Vendita diretta: le società agricole non perdono la qualifica di IAP
Come noto, l’art. 4 del D.Lgs. 228/2001 (legge di orientamento) ha esteso agli agricoltori la possibilità di vendere direttamente i prodotti propri senza soggiacere agli obblighi generalmente posti dalla disciplina del commercio al dettaglio (L. 114/1998). La vera novità introdotta riguarda l’estensione di tale possibilità anche per le cessioni di prodotti agricoli acquistati da terzi, purché sia rispettato il requisito della prevalenza e altre precise condizioni, alcune delle quali introdotte con l’ultima Legge di Bilancio.
Se da un punto di vista fiscale non vi sono dubbi, visto che i redditi derivanti dalla cessione di beni acquistati da terzi vengono dichiarati nel quadro relativo al reddito di impresa, decisamente meno chiara è stata finora l’interpretazione del profilo amministrativo di tale attività, tanto da mettere in discussione “l’esercizio esclusivo” dell’attività agricola qualora praticata da una società agricola, elemento fondamentale per la qualifica di Imprenditore agricolo professionale.

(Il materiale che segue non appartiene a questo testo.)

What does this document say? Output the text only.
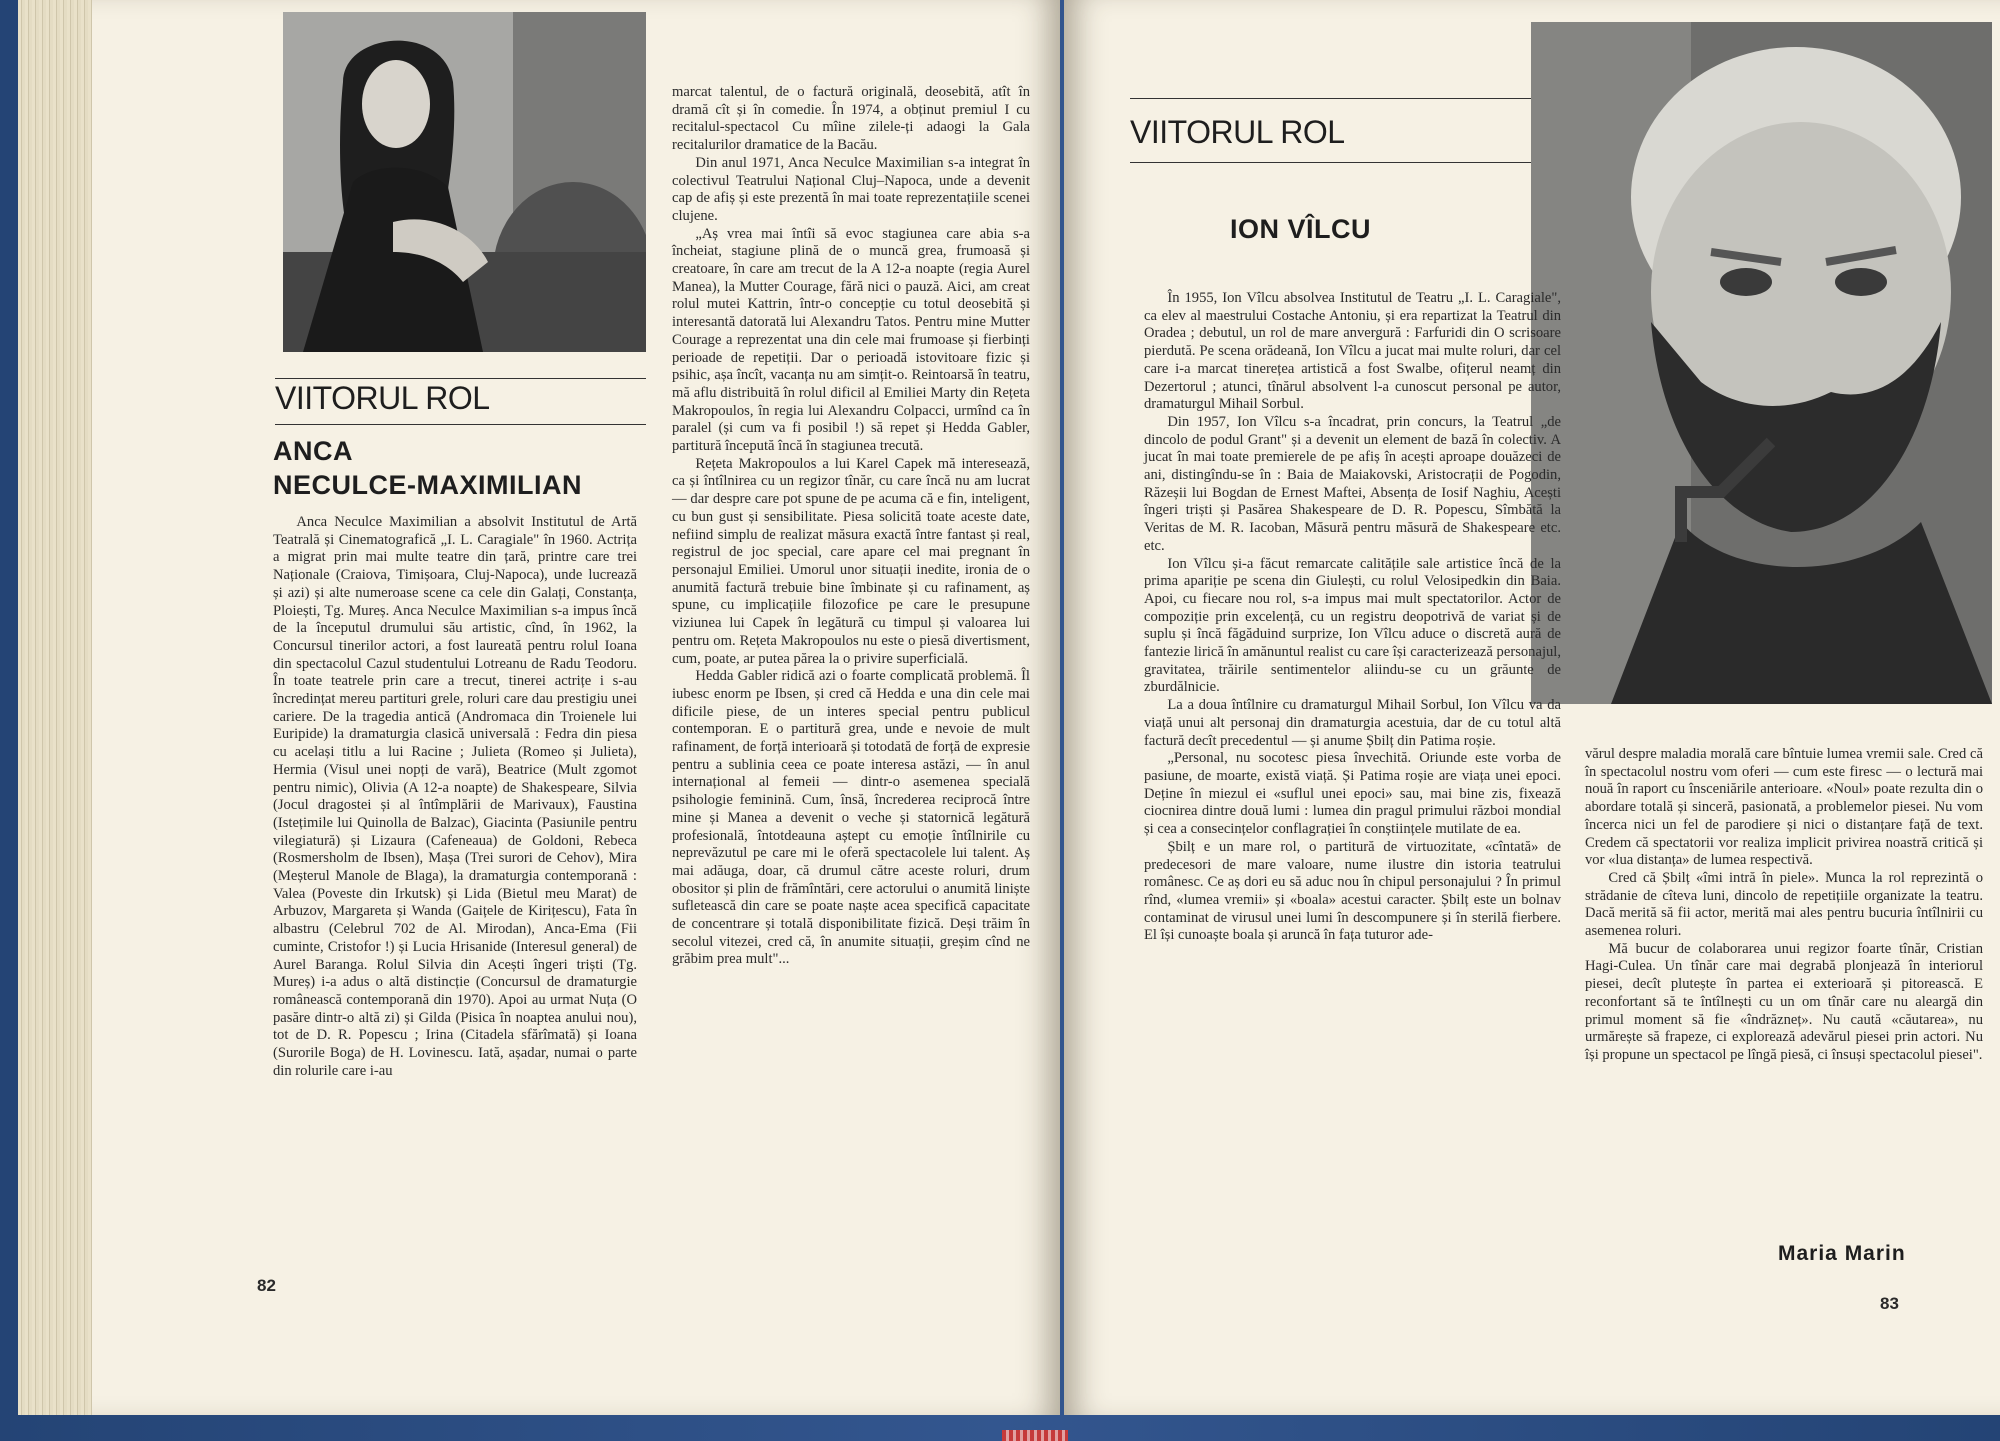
VIITORUL ROL
ANCA
NECULCE-MAXIMILIAN

Anca Neculce Maximilian a absolvit Institutul de Artă Teatrală și Cinematografică „I. L. Caragiale" în 1960. Actrița a migrat prin mai multe teatre din țară, printre care trei Naționale (Craiova, Timișoara, Cluj-Napoca), unde lucrează și azi) și alte numeroase scene ca cele din Galați, Constanța, Ploiești, Tg. Mureș. Anca Neculce Maximilian s-a impus încă de la începutul drumului său artistic, cînd, în 1962, la Concursul tinerilor actori, a fost laureată pentru rolul Ioana din spectacolul Cazul studentului Lotreanu de Radu Teodoru. În toate teatrele prin care a trecut, tinerei actrițe i s-au încredințat mereu partituri grele, roluri care dau prestigiu unei cariere. De la tragedia antică (Andromaca din Troienele lui Euripide) la dramaturgia clasică universală : Fedra din piesa cu același titlu a lui Racine ; Julieta (Romeo și Julieta), Hermia (Visul unei nopți de vară), Beatrice (Mult zgomot pentru nimic), Olivia (A 12-a noapte) de Shakespeare, Silvia (Jocul dragostei și al întîmplării de Marivaux), Faustina (Istețimile lui Quinolla de Balzac), Giacinta (Pasiunile pentru vilegiatură) și Lizaura (Cafeneaua) de Goldoni, Rebeca (Rosmersholm de Ibsen), Mașa (Trei surori de Cehov), Mira (Meșterul Manole de Blaga), la dramaturgia contemporană : Valea (Poveste din Irkutsk) și Lida (Bietul meu Marat) de Arbuzov, Margareta și Wanda (Gaițele de Kirițescu), Fata în albastru (Celebrul 702 de Al. Mirodan), Anca-Ema (Fii cuminte, Cristofor !) și Lucia Hrisanide (Interesul general) de Aurel Baranga. Rolul Silvia din Acești îngeri triști (Tg. Mureș) i-a adus o altă distincție (Concursul de dramaturgie românească contemporană din 1970). Apoi au urmat Nuța (O pasăre dintr-o altă zi) și Gilda (Pisica în noaptea anului nou), tot de D. R. Popescu ; Irina (Citadela sfărîmată) și Ioana (Surorile Boga) de H. Lovinescu. Iată, așadar, numai o parte din rolurile care i-au

marcat talentul, de o factură originală, deosebită, atît în dramă cît și în comedie. În 1974, a obținut premiul I cu recitalul-spectacol Cu mîine zilele-ți adaogi la Gala recitalurilor dramatice de la Bacău.

Din anul 1971, Anca Neculce Maximilian s-a integrat în colectivul Teatrului Național Cluj–Napoca, unde a devenit cap de afiș și este prezentă în mai toate reprezentațiile scenei clujene.

„Aș vrea mai întîi să evoc stagiunea care abia s-a încheiat, stagiune plină de o muncă grea, frumoasă și creatoare, în care am trecut de la A 12-a noapte (regia Aurel Manea), la Mutter Courage, fără nici o pauză. Aici, am creat rolul mutei Kattrin, într-o concepție cu totul deosebită și interesantă datorată lui Alexandru Tatos. Pentru mine Mutter Courage a reprezentat una din cele mai frumoase și fierbinți perioade de repetiții. Dar o perioadă istovitoare fizic și psihic, așa încît, vacanța nu am simțit-o. Reintoarsă în teatru, mă aflu distribuită în rolul dificil al Emiliei Marty din Rețeta Makropoulos, în regia lui Alexandru Colpacci, urmînd ca în paralel (și cum va fi posibil !) să repet și Hedda Gabler, partitură începută încă în stagiunea trecută.

Rețeta Makropoulos a lui Karel Capek mă interesează, ca și întîlnirea cu un regizor tînăr, cu care încă nu am lucrat — dar despre care pot spune de pe acuma că e fin, inteligent, cu bun gust și sensibilitate. Piesa solicită toate aceste date, nefiind simplu de realizat măsura exactă între fantast și real, registrul de joc special, care apare cel mai pregnant în personajul Emiliei. Umorul unor situații inedite, ironia de o anumită factură trebuie bine îmbinate și cu rafinament, aș spune, cu implicațiile filozofice pe care le presupune viziunea lui Capek în legătură cu timpul și valoarea lui pentru om. Rețeta Makropoulos nu este o piesă divertisment, cum, poate, ar putea părea la o privire superficială.

Hedda Gabler ridică azi o foarte complicată problemă. Îl iubesc enorm pe Ibsen, și cred că Hedda e una din cele mai dificile piese, de un interes special pentru publicul contemporan. E o partitură grea, unde e nevoie de mult rafinament, de forță interioară și totodată de forță de expresie pentru a sublinia ceea ce poate interesa astăzi, — în anul internațional al femeii — dintr-o asemenea specială psihologie feminină. Cum, însă, încrederea reciprocă între mine și Manea a devenit o veche și statornică legătură profesională, întotdeauna aștept cu emoție întîlnirile cu neprevăzutul pe care mi le oferă spectacolele lui talent. Aș mai adăuga, doar, că drumul către aceste roluri, drum obositor și plin de frămîntări, cere actorului o anumită liniște sufletească din care se poate naște acea specifică capacitate de concentrare și totală disponibilitate fizică. Deși trăim în secolul vitezei, cred că, în anumite situații, greșim cînd ne grăbim prea mult"...

82
VIITORUL ROL
ION VÎLCU

În 1955, Ion Vîlcu absolvea Institutul de Teatru „I. L. Caragiale", ca elev al maestrului Costache Antoniu, și era repartizat la Teatrul din Oradea ; debutul, un rol de mare anvergură : Farfuridi din O scrisoare pierdută. Pe scena orădeană, Ion Vîlcu a jucat mai multe roluri, dar cel care i-a marcat tinerețea artistică a fost Swalbe, ofițerul neamț din Dezertorul ; atunci, tînărul absolvent l-a cunoscut personal pe autor, dramaturgul Mihail Sorbul.

Din 1957, Ion Vîlcu s-a încadrat, prin concurs, la Teatrul „de dincolo de podul Grant" și a devenit un element de bază în colectiv. A jucat în mai toate premierele de pe afiș în acești aproape douăzeci de ani, distingîndu-se în : Baia de Maiakovski, Aristocrații de Pogodin, Răzeșii lui Bogdan de Ernest Maftei, Absența de Iosif Naghiu, Acești îngeri triști și Pasărea Shakespeare de D. R. Popescu, Sîmbătă la Veritas de M. R. Iacoban, Măsură pentru măsură de Shakespeare etc. etc.

Ion Vîlcu și-a făcut remarcate calitățile sale artistice încă de la prima apariție pe scena din Giulești, cu rolul Velosipedkin din Baia. Apoi, cu fiecare nou rol, s-a impus mai mult spectatorilor. Actor de compoziție prin excelență, cu un registru deopotrivă de variat și de suplu și încă făgăduind surprize, Ion Vîlcu aduce o discretă aură de fantezie lirică în amănuntul realist cu care își caracterizează personajul, gravitatea, trăirile sentimentelor aliindu-se cu un grăunte de zburdălnicie.

La a doua întîlnire cu dramaturgul Mihail Sorbul, Ion Vîlcu va da viață unui alt personaj din dramaturgia acestuia, dar de cu totul altă factură decît precedentul — și anume Șbilț din Patima roșie.

„Personal, nu socotesc piesa învechită. Oriunde este vorba de pasiune, de moarte, există viață. Și Patima roșie are viața unei epoci. Deține în miezul ei «suflul unei epoci» sau, mai bine zis, fixează ciocnirea dintre două lumi : lumea din pragul primului război mondial și cea a consecințelor conflagrației în conștiințele mutilate de ea.

Șbilț e un mare rol, o partitură de virtuozitate, «cîntată» de predecesori de mare valoare, nume ilustre din istoria teatrului românesc. Ce aș dori eu să aduc nou în chipul personajului ? În primul rînd, «lumea vremii» și «boala» acestui caracter. Șbilț este un bolnav contaminat de virusul unei lumi în descompunere și în sterilă fierbere. El își cunoaște boala și aruncă în fața tuturor ade-

vărul despre maladia morală care bîntuie lumea vremii sale. Cred că în spectacolul nostru vom oferi — cum este firesc — o lectură mai nouă în raport cu însceniările anterioare. «Noul» poate rezulta din o abordare totală și sinceră, pasionată, a problemelor piesei. Nu vom încerca nici un fel de parodiere și nici o distanțare față de text. Credem că spectatorii vor realiza implicit privirea noastră critică și vor «lua distanța» de lumea respectivă.

Cred că Șbilț «îmi intră în piele». Munca la rol reprezintă o strădanie de cîteva luni, dincolo de repetițiile organizate la teatru. Dacă merită să fii actor, merită mai ales pentru bucuria întîlnirii cu asemenea roluri.

Mă bucur de colaborarea unui regizor foarte tînăr, Cristian Hagi-Culea. Un tînăr care mai degrabă plonjează în interiorul piesei, decît plutește în partea ei exterioară și pitorească. E reconfortant să te întîlnești cu un om tînăr care nu aleargă din primul moment să fie «îndrăzneț». Nu caută «căutarea», nu urmărește să frapeze, ci explorează adevărul piesei prin actori. Nu își propune un spectacol pe lîngă piesă, ci însuși spectacolul piesei".

Maria Marin
83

Finalmente sembra ormai chiarito che l’attività di vendita al dettaglio di prodotti aziendali e di prodotti agricoli acquistati da altre aziende nei limiti fissati dal citato arti 4 del d.lgs 228/2001 sia da considerarsi a tutti gli effetti un’attività connessa, analogamente ad altre attività non agricole che possono svolgere le aziende agricole (es. agriturismo, prestazione di servizi, produzione di energia, ecc..). Tale interpretazione, che sta per essere recepita anche dalla Regione Veneto, consente alle società agricole di poter vendere al dettaglio anche prodotti acquistati da terzi senza perdere la qualifica di IAP.